There is also an experimental variant of Rtools44 with support for 64-bit ARM CPUs (aarch64) via LLVM 17 toolchain using clang/flang-new compilers, lld linker, and libc++.

The toolsets used for 64-bit Windows from 2008 to 2022 were based on MinGW-w64. The assistance of Yu Gong at a crucial step in porting R to MinGW-w64 is gratefully acknowledged, as well as help from Kai Tietz, the lead developer of the MinGW-w64 project and from Martin Storsjo.

3.1.2 LaTeX

Both building R and checking packages need a distribution of LaTeX installed, with the directory containing pdflatex on the path.

The MiKTeX (https://miktex.org/) distribution of LaTeX is that used on CRAN. This can be set up to install extra packages ‘on the fly’ (without asking), which is the simplest way to use it. The ‘basic’ version of MiKTeX will need to add some packages.1 In any case ensure that the inconsolata package is installed—you can check with the MiKTeX Package Manager.

1There are reports of segfaults when MiKTeX installs additional packages when making NEWS.pdf: re-running make seems to solve this.

It is also possible to use the TeX Live distribution from https://www.tug.org/texlive/. (The CRAN package tinytex can install and manage a subset of TeX Live.)

3.2 Checking the build

You can test a build by running

make check

The recommended packages can be checked by

make check-recommended

Other levels of checking are

make check-devel

for a more thorough check of the R functionality, and

make check-all

for both check-devel and check-recommended.

If a test fails, there will almost always be a .Rout.fail file in the directory being checked (often tests/Examples or tests): examine the file to help pinpoint the problem.

Parallel checking of package sources (part of make check-devel and make check-recommended) is possible: see the environment variable TEST_MC_CORES to the maximum number of processes to be run in parallel.

3.3 Testing an Installation

The Windows installer contains a set of test files used when building R.

The toolset is not needed to run these tests, but more comprehensive analysis of errors will be given if diff is in the path.

Launch either Rgui or Rterm (preferred), preferably with --vanilla. Then run

Sys.setenv(LC_COLLATE = "C", LC_TIME="C", LANGUAGE = "en")tools::testInstalledBasic("both")tools::testInstalledPackages(scope = "base")tools::testInstalledPackages(scope = "recommended")

runs the basic tests and then all the tests on the standard and recommended packages. These tests can be run from anywhere: testInstalledBasic writes results in the tests folder of the R home directory (as given by R.home()) and testInstalledPackages under the current directory unless a different one is specified by outDir.
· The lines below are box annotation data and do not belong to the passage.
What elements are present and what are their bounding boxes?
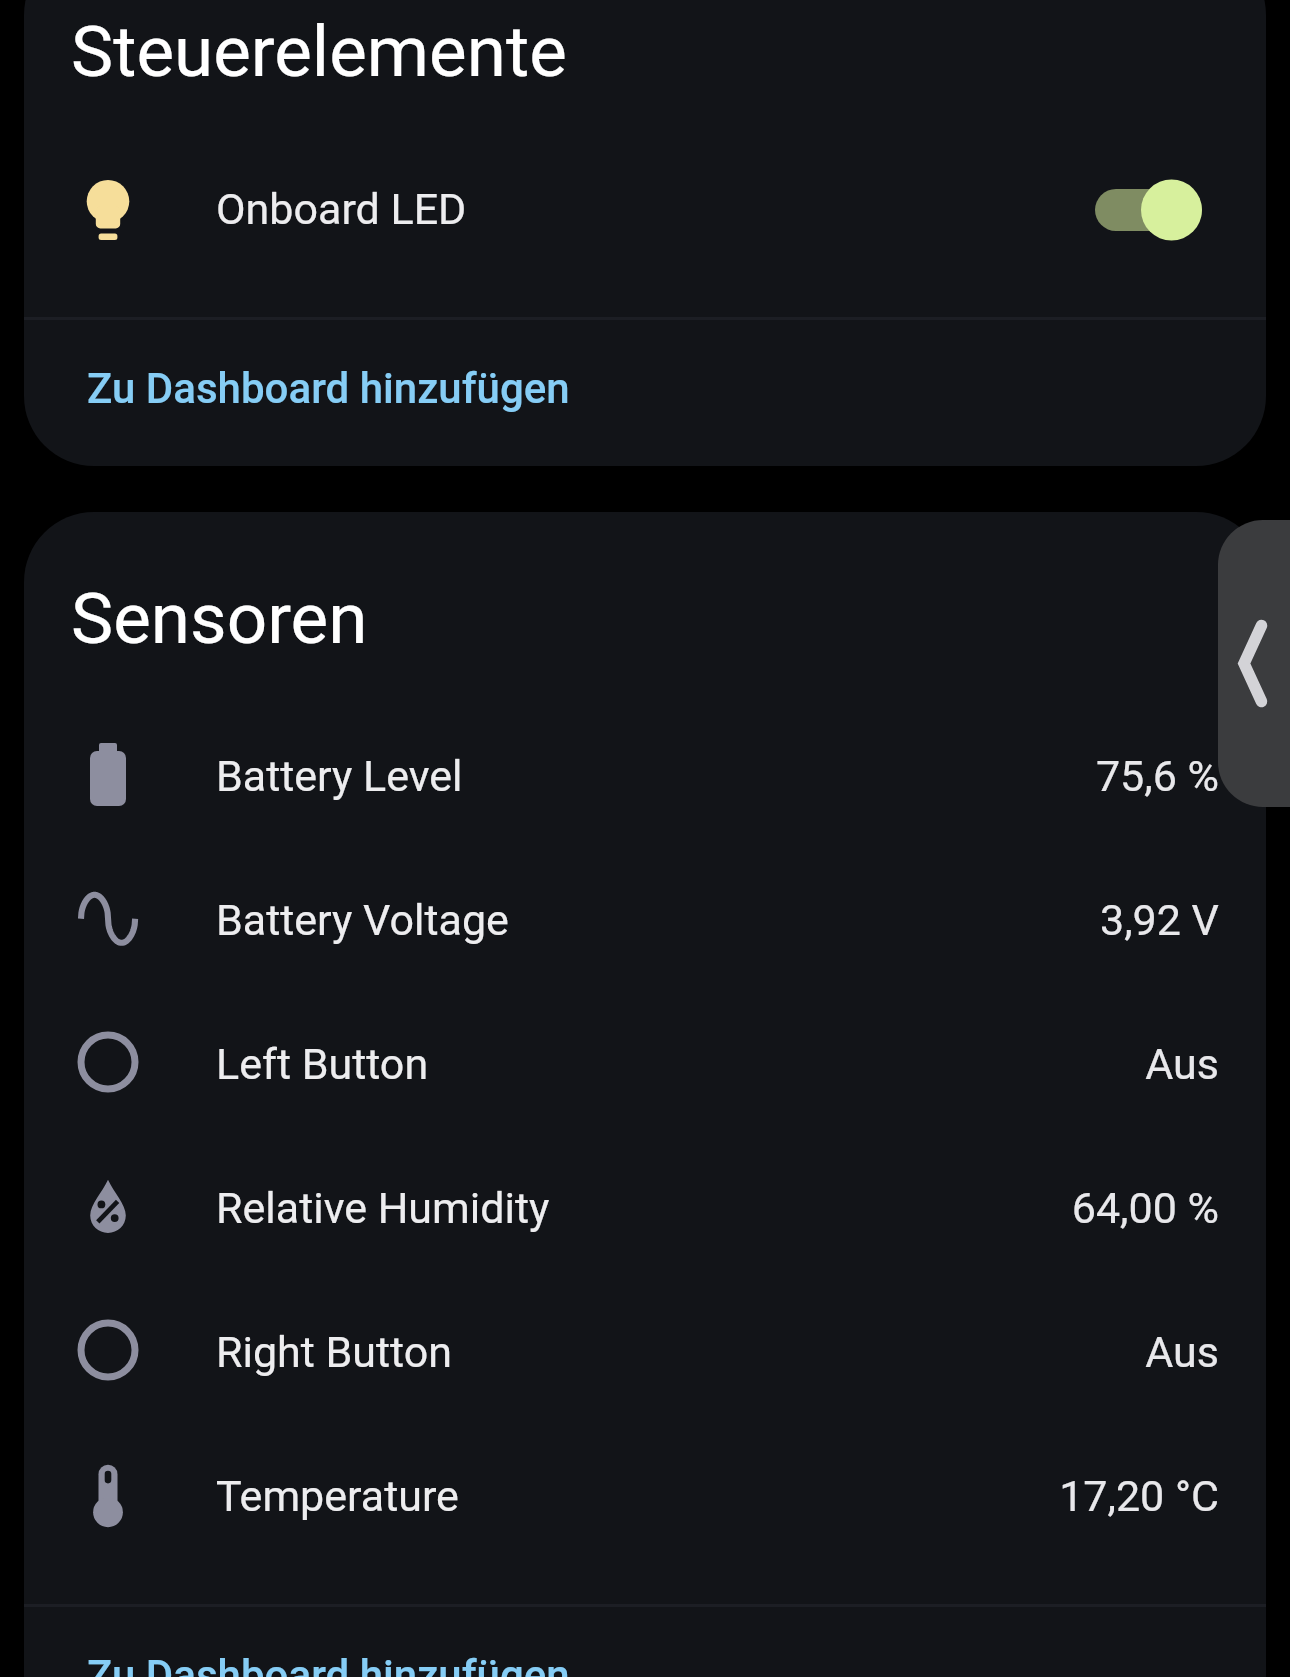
- staticText: Sensoren: [71, 577, 368, 660]
- button[interactable]: Battery Voltage: [24, 846, 1266, 990]
- button[interactable]: Zu Dashboard hinzufügen: [24, 1607, 1266, 1677]
- staticText: Relative Humidity: [216, 1183, 550, 1233]
- staticText: 75,6 %: [624, 751, 1219, 801]
- staticText: Aus: [624, 1039, 1219, 1089]
- button[interactable]: Left Button: [24, 990, 1266, 1134]
- staticText: Temperature: [216, 1471, 459, 1521]
- staticText: Left Button: [216, 1039, 429, 1089]
- button[interactable]: Zu Dashboard hinzufügen: [24, 320, 1266, 466]
- staticText: Zu Dashboard hinzufügen: [87, 1651, 570, 1677]
- staticText: Battery Voltage: [216, 895, 509, 945]
- staticText: Aus: [624, 1327, 1219, 1377]
- button[interactable]: Battery Level: [24, 702, 1266, 846]
- button[interactable]: Back: [1218, 520, 1290, 807]
- staticText: Right Button: [216, 1327, 452, 1377]
- staticText: Steuerelemente: [71, 10, 567, 93]
- button[interactable]: Onboard LED toggle: [1095, 175, 1206, 245]
- staticText: 3,92 V: [624, 895, 1219, 945]
- button[interactable]: Temperature: [24, 1422, 1266, 1566]
- button[interactable]: Relative Humidity: [24, 1134, 1266, 1278]
- button[interactable]: Right Button: [24, 1278, 1266, 1422]
- staticText: 17,20 °C: [624, 1471, 1219, 1521]
- staticText: 64,00 %: [624, 1183, 1219, 1233]
- button[interactable]: Onboard LED: [24, 135, 1266, 279]
- staticText: Zu Dashboard hinzufügen: [87, 364, 570, 413]
- staticText: Battery Level: [216, 751, 463, 801]
- staticText: Onboard LED: [216, 184, 467, 234]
For the tests folder to be writeable, one normally needs to install R to a directory other than the default C:\Program Files. The installer also allows to install R without Administrator privileges, see the R Windows FAQ for more details.

The results of example(md5sums) when testing tools may differ from the reference output as some files are installed with Windows’ CRLF line endings. Also, expect differences in reg-plot-latin1.pdf.

One can also run tests from the toolset shell (e.g.bash) similarly to a Unix-like installation. Move to the home directory of the R installation (as given by R RHOME or from R as R.home()) and run

cd tests## followed by one of../bin/R CMD make check../bin/R CMD make check-devel../bin/R CMD make check-all

Remember that LaTeX needs to be on the path.